Tja, die Büchse der Pandora wurde jetzt geöffnet.
Aber würden wir in Zukunft auch in Nordkorea oder China intervenieren?
Ich bezweifle, daß der Westen den Mut aufbringt im Iran zu intervenieren und die haben nicht mal Atomwaffen.
TalBar schrieb:
Jahrzehntelange rückgratlose Außenpolitik
Im Gegenteil, das was jetzt passiert könnte man als rückgratlose Politik bezeichnen, denn immerhin haben wir diese Leute jahrzehntelang unterstützt, weil sie uns nützlich waren.
Und was kommt, wenn diese Leute weg sind, wissen wir nicht.
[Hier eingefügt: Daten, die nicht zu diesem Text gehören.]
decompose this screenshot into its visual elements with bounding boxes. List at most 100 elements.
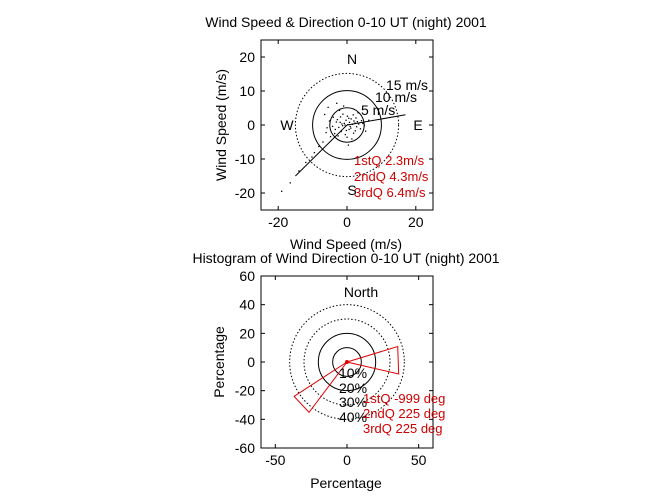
pct-ytick-label: -20 xyxy=(235,383,255,399)
wind-data-point xyxy=(368,119,370,121)
direction-quartile-2: 2ndQ 225 deg xyxy=(363,406,445,421)
pct-ytick-label: 20 xyxy=(239,325,255,341)
compass-north: N xyxy=(347,51,357,67)
wind-data-point xyxy=(345,119,347,121)
wind-data-point xyxy=(289,182,291,184)
wind-data-point xyxy=(334,132,336,135)
wind-data-point xyxy=(327,106,329,109)
wind-data-point xyxy=(313,151,316,154)
wind-data-point xyxy=(339,121,341,123)
wind-ytick-label: -20 xyxy=(235,185,255,201)
direction-origin-dot xyxy=(345,360,349,364)
pct-ytick-label: -60 xyxy=(235,440,255,456)
wind-data-point xyxy=(345,129,348,132)
ring-label-5: 5 m/s xyxy=(361,102,395,118)
pct-ring-label-20: 20% xyxy=(339,380,367,396)
wind-data-point xyxy=(351,138,353,140)
wind-ytick-label: 10 xyxy=(239,83,255,99)
direction-quartile-1: 1stQ -999 deg xyxy=(363,391,445,406)
wind-data-point xyxy=(350,118,352,120)
compass-south: S xyxy=(347,182,356,198)
pct-xtick-label: 50 xyxy=(411,452,427,468)
wind-data-point xyxy=(350,127,352,129)
wind-data-point xyxy=(349,125,351,128)
pct-ytick-label: 60 xyxy=(239,268,255,284)
pct-ring xyxy=(317,332,377,392)
pct-ring xyxy=(303,318,391,406)
wind-ytick-label: 0 xyxy=(247,117,255,133)
wind-data-point xyxy=(325,131,327,134)
wind-data-point xyxy=(362,122,364,124)
wind-quartile-1: 1stQ 2.3m/s xyxy=(354,153,425,168)
wind-data-point xyxy=(311,156,313,158)
wind-ytick-label: -10 xyxy=(235,151,255,167)
pct-ytick-label: 0 xyxy=(247,354,255,370)
wind-xtick-label: 0 xyxy=(343,214,351,230)
wind-data-point xyxy=(354,130,356,132)
ring-label-10: 10 m/s xyxy=(375,89,417,105)
speed-ring xyxy=(312,90,382,160)
wind-data-point xyxy=(354,122,356,124)
direction-wedge xyxy=(345,345,400,375)
direction-plot-xlabel: Percentage xyxy=(310,475,382,491)
wind-data-point xyxy=(355,117,357,119)
wind-data-point xyxy=(336,118,339,121)
wind-data-point xyxy=(364,130,367,132)
wind-xtick-label: 20 xyxy=(408,214,424,230)
wind-data-point xyxy=(335,121,338,123)
wind-data-point xyxy=(343,122,345,124)
wind-data-point xyxy=(298,170,300,172)
wind-data-point xyxy=(348,128,350,131)
wind-vector-line xyxy=(295,124,348,177)
wind-data-point xyxy=(348,121,351,123)
wind-direction-plot: Histogram of Wind Direction 0-10 UT (nig… xyxy=(192,250,499,491)
wind-data-point xyxy=(334,128,337,131)
wind-plot-xlabel: Wind Speed (m/s) xyxy=(290,236,402,252)
wind-vector-line xyxy=(346,114,406,126)
pct-ytick-label: -40 xyxy=(235,411,255,427)
wind-data-point xyxy=(338,126,340,129)
wind-data-point xyxy=(328,120,331,122)
wind-data-point xyxy=(342,113,344,115)
wind-data-point xyxy=(340,130,342,133)
wind-data-point xyxy=(341,125,344,127)
wind-data-point xyxy=(338,109,341,112)
wind-quartile-2: 2ndQ 4.3m/s xyxy=(354,169,429,184)
wind-data-point xyxy=(344,133,346,136)
wind-speed-plot: Wind Speed & Direction 0-10 UT (night) 2… xyxy=(205,14,487,252)
wind-data-point xyxy=(344,124,346,126)
wind-data-point xyxy=(347,144,350,146)
ring-label-15: 15 m/s xyxy=(386,77,428,93)
wind-data-point xyxy=(346,136,348,138)
wind-data-point xyxy=(332,116,334,118)
direction-plot-title: Histogram of Wind Direction 0-10 UT (nig… xyxy=(192,250,499,266)
wind-data-point xyxy=(324,113,326,116)
wind-data-point xyxy=(339,116,342,118)
direction-wedge xyxy=(293,361,348,414)
wind-data-point xyxy=(326,127,328,129)
wind-data-point xyxy=(318,145,320,148)
pct-xtick-label: 0 xyxy=(343,452,351,468)
pct-ring xyxy=(289,304,405,420)
wind-ytick-label: 20 xyxy=(239,49,255,65)
wind-xtick-label: -20 xyxy=(268,214,288,230)
wind-data-point xyxy=(352,114,354,116)
wind-data-point xyxy=(331,125,334,128)
wind-data-point xyxy=(353,120,355,122)
wind-plot-ylabel: Wind Speed (m/s) xyxy=(213,69,229,181)
wind-plot-title: Wind Speed & Direction 0-10 UT (night) 2… xyxy=(205,14,487,30)
wind-data-point xyxy=(305,161,307,164)
wind-data-point xyxy=(337,135,339,137)
direction-plot-ylabel: Percentage xyxy=(211,326,227,398)
direction-quartile-3: 3rdQ 225 deg xyxy=(363,421,443,436)
pct-ring-label-30: 30% xyxy=(339,394,367,410)
wind-data-point xyxy=(359,128,362,130)
speed-ring xyxy=(294,72,400,178)
north-label: North xyxy=(344,284,378,300)
wind-data-point xyxy=(342,105,345,107)
wind-data-point xyxy=(281,190,283,192)
compass-west: W xyxy=(280,117,294,133)
wind-data-point xyxy=(352,132,355,134)
pct-ring xyxy=(332,347,362,377)
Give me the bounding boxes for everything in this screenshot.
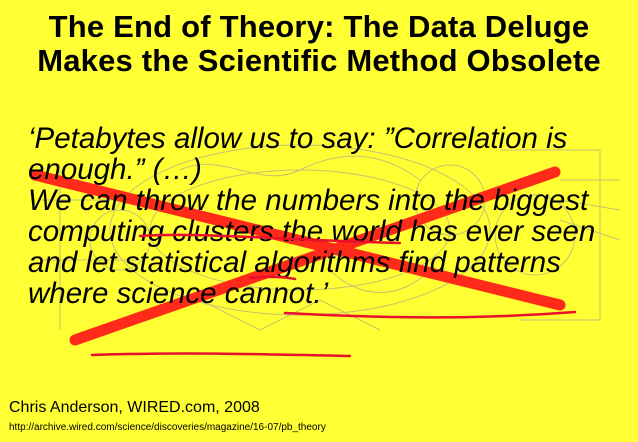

Aber die Geschichte hat uns oft genug gezeigt, das es danach nur noch schlimmer für uns wird.
Es könnte durchaus zu noch mehr Blutvergiessen kommen, wenn die Stämme nach dem Sturz von Gadaffi um die Vorherrschaft kämpfen werden.
Oder Gadaffi kann sich halten, Libyen wird geteilt und Gadaffi beginnt wieder die Terorristen zu unterstützen (zusätzlich treibt er dann natürlich keinen Handel mit uns, sondern den Russen und Chinesen).
TalBar schrieb:
Ich hoffe die westliche Außenpolitik erwacht aus seinem Dornröschenschlaf.
Wohin dieses Aufwachen führt, hat man ja bei Dubja und dem Irak gesehen.

Und damals war ein "Regime change" eines der Ziele, aber dieses Ziel ist von der UN Resolution nicht vorgesehen.
Ein Zyniker würde sagen, die UN Resolution dient nur einer Gleichheit der Gegner, damit dieser Bürgerkrieg in die Länge gezogen und möglichst viele Opfer fordern wird.